Trinidad and Tobago


No scent of humour

Apr 04, 2001

NEVER was there so blasé a response to All Fools’ Day as the one that slipped by last weekend.

Here was an unbeatable bargain: Free laughter for a day, a period dedicated to easing the tension and by the least expensive route, yet nearly no one took advantage of the facility.

Even at an entertainment event, where I spent the first 90 minutes of All Fools’ Day, neither the MCs nor artistes made any attempt at the form of humour for which April 1 is set aside. Later, I went to the parlour on the corner, confidently expecting someone along the way or at the point of sale to try a prank. Nothing unusual happened. Not a whiff, no scent of humour.

The experience was the same at the supermarket, newspaper vendor, gas station and hosay’s Flag Night; a social sample of enough variety to tell me that something was wrong with this picture. Apparently, we no longer wished to laugh, even at Sunday’s rates. Telephone callers, perennially the most dependable group in this regard, came straight to the point this year and the media took itself much too seriously. "Whoa!" I said, "these people should get themselves checked."

An abundance of caution, I suppose, but my mother often spoke of this woman who, after achieving a state of perpetual sourness, consequently developed "medulla oblongata deficiency syndrome", a disease that attacked her central nervous system, rendering the poor thing unable to ever laugh again.

That the story of Miss Grumpy was told only on those occasions when one of mother’s jokes failed to ignite, led me to consider it nothing but a highly creative piece of fiction, harmless in its grab for that special joy radiated by the laughter of children.

But as a good mother, Geraldine was not to be rattled by mere logic. She told the parable sternly and effected convincing closure by adding evangelical spin. "God helps those who help themselves," she would say, unduly embellishing dogma with sarcasm.

Given the context, a biblical reference was particularly awesome.

Evidently, Miss Grumpy’s continuing sourness attracted the attention of God Himself, who finally disabled her laugh mechanism as a form of punishment. Looking back, I remembered what He did to Lot’s wife and even without the recommended pinch of salt, began to regard mother’s story quite differently.

I took suitable precaution, on the odd chance that this thoroughly suspect tale was constructed from even a sliver of truth. Long before calypsonian Chalkdust set the concept to music, I knew instinctively: "You Have To Learn To Laugh".

In my youth it was easy. Even before television, radio bombarded us with opportunities for developing or enhancing one’s sense of humour. Standard programming included a heavy daily dose of comedy from both the BBC and local sources. Newspapers boasted Notebook by Macaw and Around the Town by Holden Caulfield.

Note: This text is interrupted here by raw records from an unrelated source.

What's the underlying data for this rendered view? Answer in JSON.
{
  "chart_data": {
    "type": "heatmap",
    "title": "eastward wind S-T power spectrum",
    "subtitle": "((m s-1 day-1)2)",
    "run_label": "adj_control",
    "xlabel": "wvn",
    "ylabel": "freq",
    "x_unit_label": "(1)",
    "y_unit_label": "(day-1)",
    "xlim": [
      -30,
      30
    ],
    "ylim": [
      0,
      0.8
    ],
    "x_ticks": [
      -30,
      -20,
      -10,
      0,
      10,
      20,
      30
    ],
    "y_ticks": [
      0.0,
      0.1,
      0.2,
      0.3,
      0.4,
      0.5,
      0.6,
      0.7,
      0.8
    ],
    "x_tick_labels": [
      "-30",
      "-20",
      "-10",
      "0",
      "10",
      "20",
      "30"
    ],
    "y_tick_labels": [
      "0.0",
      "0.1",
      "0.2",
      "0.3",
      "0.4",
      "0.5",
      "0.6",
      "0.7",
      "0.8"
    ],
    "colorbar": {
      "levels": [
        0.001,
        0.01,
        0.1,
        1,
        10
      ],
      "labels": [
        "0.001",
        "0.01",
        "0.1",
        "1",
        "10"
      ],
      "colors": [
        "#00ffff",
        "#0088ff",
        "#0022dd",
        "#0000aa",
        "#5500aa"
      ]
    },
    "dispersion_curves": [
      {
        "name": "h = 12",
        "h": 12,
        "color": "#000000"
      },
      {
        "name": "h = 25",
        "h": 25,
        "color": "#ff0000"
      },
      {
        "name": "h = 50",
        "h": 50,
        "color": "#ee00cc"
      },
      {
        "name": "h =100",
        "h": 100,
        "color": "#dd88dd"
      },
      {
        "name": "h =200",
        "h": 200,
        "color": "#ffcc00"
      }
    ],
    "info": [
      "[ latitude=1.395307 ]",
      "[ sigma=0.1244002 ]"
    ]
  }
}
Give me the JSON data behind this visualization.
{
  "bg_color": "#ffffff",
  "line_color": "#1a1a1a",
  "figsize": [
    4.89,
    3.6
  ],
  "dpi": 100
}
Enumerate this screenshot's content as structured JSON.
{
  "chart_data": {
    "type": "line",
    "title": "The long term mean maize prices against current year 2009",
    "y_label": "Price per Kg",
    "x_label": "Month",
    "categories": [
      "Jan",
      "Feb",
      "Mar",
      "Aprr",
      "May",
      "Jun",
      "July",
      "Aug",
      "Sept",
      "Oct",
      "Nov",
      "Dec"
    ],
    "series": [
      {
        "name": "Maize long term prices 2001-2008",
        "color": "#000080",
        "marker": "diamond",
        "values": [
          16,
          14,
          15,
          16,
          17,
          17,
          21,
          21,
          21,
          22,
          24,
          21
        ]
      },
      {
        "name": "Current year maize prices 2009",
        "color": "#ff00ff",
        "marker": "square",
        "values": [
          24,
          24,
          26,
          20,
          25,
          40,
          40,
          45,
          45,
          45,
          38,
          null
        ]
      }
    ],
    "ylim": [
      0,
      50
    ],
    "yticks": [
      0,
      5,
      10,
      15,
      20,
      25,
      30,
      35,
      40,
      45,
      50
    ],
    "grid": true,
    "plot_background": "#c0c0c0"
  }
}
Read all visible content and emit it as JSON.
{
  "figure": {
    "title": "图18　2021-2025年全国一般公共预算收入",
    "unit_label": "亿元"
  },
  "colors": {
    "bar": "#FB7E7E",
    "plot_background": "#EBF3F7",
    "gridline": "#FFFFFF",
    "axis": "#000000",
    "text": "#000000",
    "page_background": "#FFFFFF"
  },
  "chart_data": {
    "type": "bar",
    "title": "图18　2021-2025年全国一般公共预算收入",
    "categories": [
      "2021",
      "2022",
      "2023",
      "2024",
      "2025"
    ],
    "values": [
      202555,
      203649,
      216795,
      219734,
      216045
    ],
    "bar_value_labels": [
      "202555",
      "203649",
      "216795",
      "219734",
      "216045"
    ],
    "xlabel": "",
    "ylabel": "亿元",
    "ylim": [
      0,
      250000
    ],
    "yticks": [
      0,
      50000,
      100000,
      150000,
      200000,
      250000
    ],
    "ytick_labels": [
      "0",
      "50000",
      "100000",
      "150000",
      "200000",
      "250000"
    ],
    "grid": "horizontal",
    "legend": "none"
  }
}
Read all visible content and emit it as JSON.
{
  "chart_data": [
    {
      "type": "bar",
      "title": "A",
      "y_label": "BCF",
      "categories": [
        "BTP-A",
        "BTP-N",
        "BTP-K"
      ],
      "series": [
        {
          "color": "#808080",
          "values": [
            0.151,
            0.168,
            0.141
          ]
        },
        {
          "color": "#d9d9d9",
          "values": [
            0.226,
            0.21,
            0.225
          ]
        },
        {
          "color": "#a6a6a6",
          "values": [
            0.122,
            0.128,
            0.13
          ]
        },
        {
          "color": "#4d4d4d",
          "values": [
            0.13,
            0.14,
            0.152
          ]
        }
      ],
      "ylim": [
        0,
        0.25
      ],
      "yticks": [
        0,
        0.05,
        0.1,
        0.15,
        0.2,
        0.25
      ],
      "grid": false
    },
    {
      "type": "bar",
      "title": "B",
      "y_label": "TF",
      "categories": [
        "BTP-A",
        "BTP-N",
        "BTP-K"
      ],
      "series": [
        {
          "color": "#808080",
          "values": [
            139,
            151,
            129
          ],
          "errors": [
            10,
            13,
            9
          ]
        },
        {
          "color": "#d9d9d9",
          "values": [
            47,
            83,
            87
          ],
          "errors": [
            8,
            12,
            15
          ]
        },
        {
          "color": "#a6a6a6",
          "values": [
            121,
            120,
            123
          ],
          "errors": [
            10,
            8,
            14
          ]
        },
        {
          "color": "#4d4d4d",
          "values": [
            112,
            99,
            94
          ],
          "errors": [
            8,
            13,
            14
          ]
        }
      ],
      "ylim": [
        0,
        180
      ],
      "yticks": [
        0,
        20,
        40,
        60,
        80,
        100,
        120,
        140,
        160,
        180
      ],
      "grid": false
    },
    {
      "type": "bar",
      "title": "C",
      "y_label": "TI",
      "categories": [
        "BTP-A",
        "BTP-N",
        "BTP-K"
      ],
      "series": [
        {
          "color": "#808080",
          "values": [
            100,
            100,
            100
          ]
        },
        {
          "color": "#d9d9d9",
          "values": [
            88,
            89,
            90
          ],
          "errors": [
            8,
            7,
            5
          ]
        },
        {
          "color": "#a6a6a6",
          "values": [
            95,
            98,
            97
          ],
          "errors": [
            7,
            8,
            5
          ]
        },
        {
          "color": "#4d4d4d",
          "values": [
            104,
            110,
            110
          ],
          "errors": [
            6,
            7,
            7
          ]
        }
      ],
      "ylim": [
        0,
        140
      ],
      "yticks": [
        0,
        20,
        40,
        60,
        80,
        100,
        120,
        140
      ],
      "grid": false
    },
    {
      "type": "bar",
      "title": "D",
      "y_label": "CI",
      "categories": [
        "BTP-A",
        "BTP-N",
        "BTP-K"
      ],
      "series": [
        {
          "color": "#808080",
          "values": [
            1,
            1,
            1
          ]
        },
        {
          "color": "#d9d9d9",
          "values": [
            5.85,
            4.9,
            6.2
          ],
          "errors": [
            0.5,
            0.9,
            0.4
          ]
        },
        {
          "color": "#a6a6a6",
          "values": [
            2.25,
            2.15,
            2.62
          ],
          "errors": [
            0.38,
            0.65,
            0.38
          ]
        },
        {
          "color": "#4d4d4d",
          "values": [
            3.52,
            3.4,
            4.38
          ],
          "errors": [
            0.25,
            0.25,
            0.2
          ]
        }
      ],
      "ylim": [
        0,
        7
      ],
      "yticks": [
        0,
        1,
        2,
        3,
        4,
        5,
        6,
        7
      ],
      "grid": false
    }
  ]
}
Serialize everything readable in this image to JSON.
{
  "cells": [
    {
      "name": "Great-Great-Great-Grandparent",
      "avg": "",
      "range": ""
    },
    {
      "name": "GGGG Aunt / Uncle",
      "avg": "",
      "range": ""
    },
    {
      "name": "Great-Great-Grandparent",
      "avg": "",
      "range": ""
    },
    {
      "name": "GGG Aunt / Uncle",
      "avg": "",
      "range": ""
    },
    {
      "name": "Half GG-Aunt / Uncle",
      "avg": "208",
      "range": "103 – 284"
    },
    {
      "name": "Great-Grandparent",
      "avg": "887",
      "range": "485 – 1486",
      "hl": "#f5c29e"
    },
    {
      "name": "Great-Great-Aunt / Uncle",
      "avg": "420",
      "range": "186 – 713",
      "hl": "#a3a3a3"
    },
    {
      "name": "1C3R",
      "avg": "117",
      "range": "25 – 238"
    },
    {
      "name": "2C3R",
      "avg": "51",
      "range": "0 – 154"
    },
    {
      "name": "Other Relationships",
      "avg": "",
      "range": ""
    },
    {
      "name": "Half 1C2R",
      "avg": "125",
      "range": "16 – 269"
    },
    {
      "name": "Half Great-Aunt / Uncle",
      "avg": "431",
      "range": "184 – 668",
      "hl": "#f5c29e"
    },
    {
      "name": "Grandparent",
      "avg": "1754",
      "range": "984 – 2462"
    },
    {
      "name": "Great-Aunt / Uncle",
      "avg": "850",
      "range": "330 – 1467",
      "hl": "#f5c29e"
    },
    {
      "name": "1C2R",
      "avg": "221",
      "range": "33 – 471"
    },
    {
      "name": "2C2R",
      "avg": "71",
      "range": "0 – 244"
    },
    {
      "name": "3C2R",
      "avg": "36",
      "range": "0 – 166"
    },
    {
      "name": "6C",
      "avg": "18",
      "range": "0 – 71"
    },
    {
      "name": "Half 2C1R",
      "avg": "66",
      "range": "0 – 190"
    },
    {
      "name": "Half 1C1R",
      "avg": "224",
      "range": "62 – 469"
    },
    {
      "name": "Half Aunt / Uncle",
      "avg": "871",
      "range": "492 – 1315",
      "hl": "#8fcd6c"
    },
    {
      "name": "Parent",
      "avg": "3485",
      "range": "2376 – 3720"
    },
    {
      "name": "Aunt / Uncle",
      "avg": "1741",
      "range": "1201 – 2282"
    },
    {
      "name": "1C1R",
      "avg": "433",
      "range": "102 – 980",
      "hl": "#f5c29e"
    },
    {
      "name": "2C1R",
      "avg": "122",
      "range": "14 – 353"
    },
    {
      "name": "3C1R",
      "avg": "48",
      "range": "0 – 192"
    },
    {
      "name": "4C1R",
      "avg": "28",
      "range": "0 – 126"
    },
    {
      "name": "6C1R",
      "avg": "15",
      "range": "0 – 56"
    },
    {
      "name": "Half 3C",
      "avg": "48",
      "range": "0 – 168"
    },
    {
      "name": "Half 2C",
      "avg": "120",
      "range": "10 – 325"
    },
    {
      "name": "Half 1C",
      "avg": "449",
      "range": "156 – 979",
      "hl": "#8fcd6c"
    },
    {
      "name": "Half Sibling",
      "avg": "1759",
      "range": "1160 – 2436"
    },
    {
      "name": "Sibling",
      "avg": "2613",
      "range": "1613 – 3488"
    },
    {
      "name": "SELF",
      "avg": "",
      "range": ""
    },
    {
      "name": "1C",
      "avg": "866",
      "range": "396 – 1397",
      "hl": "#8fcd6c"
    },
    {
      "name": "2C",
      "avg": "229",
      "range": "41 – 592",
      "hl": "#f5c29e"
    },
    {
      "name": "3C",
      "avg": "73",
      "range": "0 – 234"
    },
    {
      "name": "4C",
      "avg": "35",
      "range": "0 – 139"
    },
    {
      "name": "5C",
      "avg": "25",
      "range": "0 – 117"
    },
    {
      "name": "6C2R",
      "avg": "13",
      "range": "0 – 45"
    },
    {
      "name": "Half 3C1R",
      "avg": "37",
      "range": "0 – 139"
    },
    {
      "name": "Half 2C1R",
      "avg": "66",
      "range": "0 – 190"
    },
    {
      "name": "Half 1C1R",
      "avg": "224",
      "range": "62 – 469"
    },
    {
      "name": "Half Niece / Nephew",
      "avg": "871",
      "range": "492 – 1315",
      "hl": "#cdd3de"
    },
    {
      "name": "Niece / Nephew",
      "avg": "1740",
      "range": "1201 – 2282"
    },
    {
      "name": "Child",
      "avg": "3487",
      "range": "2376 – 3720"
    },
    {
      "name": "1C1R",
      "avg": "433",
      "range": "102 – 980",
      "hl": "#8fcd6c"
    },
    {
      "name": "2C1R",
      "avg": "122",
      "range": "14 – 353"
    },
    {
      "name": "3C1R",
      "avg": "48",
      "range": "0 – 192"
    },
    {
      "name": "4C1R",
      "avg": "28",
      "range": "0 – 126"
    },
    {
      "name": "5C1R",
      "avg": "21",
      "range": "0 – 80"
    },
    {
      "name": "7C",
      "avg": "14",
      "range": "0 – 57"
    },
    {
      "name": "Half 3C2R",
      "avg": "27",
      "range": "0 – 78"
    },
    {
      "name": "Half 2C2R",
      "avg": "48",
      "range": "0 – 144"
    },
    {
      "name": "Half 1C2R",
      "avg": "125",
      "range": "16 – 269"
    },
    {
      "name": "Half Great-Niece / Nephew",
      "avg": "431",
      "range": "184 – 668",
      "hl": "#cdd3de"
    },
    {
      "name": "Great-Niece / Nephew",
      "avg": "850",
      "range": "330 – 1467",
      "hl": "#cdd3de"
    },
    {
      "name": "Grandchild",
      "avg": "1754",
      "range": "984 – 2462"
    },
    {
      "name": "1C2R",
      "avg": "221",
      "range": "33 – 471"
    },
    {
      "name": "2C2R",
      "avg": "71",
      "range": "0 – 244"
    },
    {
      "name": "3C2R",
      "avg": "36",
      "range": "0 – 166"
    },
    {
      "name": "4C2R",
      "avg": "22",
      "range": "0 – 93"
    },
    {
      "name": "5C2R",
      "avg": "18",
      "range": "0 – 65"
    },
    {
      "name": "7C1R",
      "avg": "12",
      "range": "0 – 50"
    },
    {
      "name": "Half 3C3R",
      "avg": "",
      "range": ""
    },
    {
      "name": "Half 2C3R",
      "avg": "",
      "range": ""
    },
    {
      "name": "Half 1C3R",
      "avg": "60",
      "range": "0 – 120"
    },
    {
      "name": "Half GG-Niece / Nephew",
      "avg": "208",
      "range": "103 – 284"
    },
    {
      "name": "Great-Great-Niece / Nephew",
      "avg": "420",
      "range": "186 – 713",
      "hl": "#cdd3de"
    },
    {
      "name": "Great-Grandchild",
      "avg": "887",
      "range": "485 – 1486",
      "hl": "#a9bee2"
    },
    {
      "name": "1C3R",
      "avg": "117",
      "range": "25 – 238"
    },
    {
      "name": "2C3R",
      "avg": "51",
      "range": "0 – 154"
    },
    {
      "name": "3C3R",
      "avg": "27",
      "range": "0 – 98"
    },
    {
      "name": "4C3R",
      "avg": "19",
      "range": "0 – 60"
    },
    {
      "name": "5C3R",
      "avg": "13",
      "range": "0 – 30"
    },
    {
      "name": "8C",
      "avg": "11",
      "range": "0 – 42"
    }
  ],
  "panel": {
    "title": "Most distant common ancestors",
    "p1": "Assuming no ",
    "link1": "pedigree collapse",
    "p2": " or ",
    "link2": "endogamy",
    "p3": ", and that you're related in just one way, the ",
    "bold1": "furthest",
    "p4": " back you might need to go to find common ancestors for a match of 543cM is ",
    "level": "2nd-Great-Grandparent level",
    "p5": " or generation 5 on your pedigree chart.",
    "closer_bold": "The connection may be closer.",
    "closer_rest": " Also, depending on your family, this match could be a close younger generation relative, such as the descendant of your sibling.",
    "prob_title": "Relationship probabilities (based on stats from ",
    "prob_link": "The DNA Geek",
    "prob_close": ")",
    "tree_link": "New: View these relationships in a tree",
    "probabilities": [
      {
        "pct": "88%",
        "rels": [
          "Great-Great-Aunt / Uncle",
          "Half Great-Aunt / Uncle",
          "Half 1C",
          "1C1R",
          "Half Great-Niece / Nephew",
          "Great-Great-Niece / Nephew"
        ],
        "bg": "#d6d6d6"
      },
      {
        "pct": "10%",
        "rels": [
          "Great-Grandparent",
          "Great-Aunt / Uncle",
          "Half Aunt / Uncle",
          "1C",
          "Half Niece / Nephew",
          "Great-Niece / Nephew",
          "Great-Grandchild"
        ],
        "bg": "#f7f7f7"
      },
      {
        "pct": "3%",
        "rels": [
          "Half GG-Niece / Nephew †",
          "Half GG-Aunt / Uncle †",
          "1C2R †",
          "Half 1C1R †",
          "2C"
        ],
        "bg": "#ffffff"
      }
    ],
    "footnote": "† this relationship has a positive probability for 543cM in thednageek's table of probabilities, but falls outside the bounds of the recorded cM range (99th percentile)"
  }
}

At street level, liming brought together young men in daily unstructured seminars, providing a crucible for arguments on any topic. Even so, picong punctuated even the most heated of those exchanges and paralleling the levity, humorous heckling became a national pastime.

But between then and now, intervening events gave us to believe we were not serious enough about anything. Calypsonians excised humour from their lyrics, preachers made fire and brimstone seem forever imminent, radio got exactly the talent it paid for, politicians told us to tighten our belts and influential speakers warned us of the deleterious effects of a carnival mentality.

And in the local tradition of over-compensating for perceived error, we became far too serious about everything. In the cleansing process, we threw out the baby, bath-water and more importantly, that bubble by which we were once identifiable as a people.

Lest smiling be misconstrued as a sign of weakness, we developed fierce looks and gladiatorial approaches to every situation, from highway-driving to interpersonal relationships. Local comedians turned from the British style of language manipulation to the American preference for personal insult and unsubtle sexual references.

The political correctness of the nineties added a fresh dimension, rendering obsolete the slew of jokes about women, minorities, domestic violence, gays and the environment. Clause 7 of the Equal Opportunities Bill scuttle several of the remaining themes.

Now, with a former Cabinet Minister on trial for murder, the Parliamentary tenure of two current Ministers still uncertain, runaway murder and mayhem, a breakout from the mental asylum, the judiciary under fire, a new Archbishop facing mutiny, no one running national security and the state of West Indies cricket; laughter simply gave way to lament.

But a revival of that intrinsic ability to find fun in all things, a retrieval of the bubble, might be precisely what we require at this time, lest we become a people adept at large-scale group merriment but devoid of individual humour; a people who perhaps need a full month of sympathy.

And come to think of it, April, with its first day already dedicated to fools, is as good a month as any.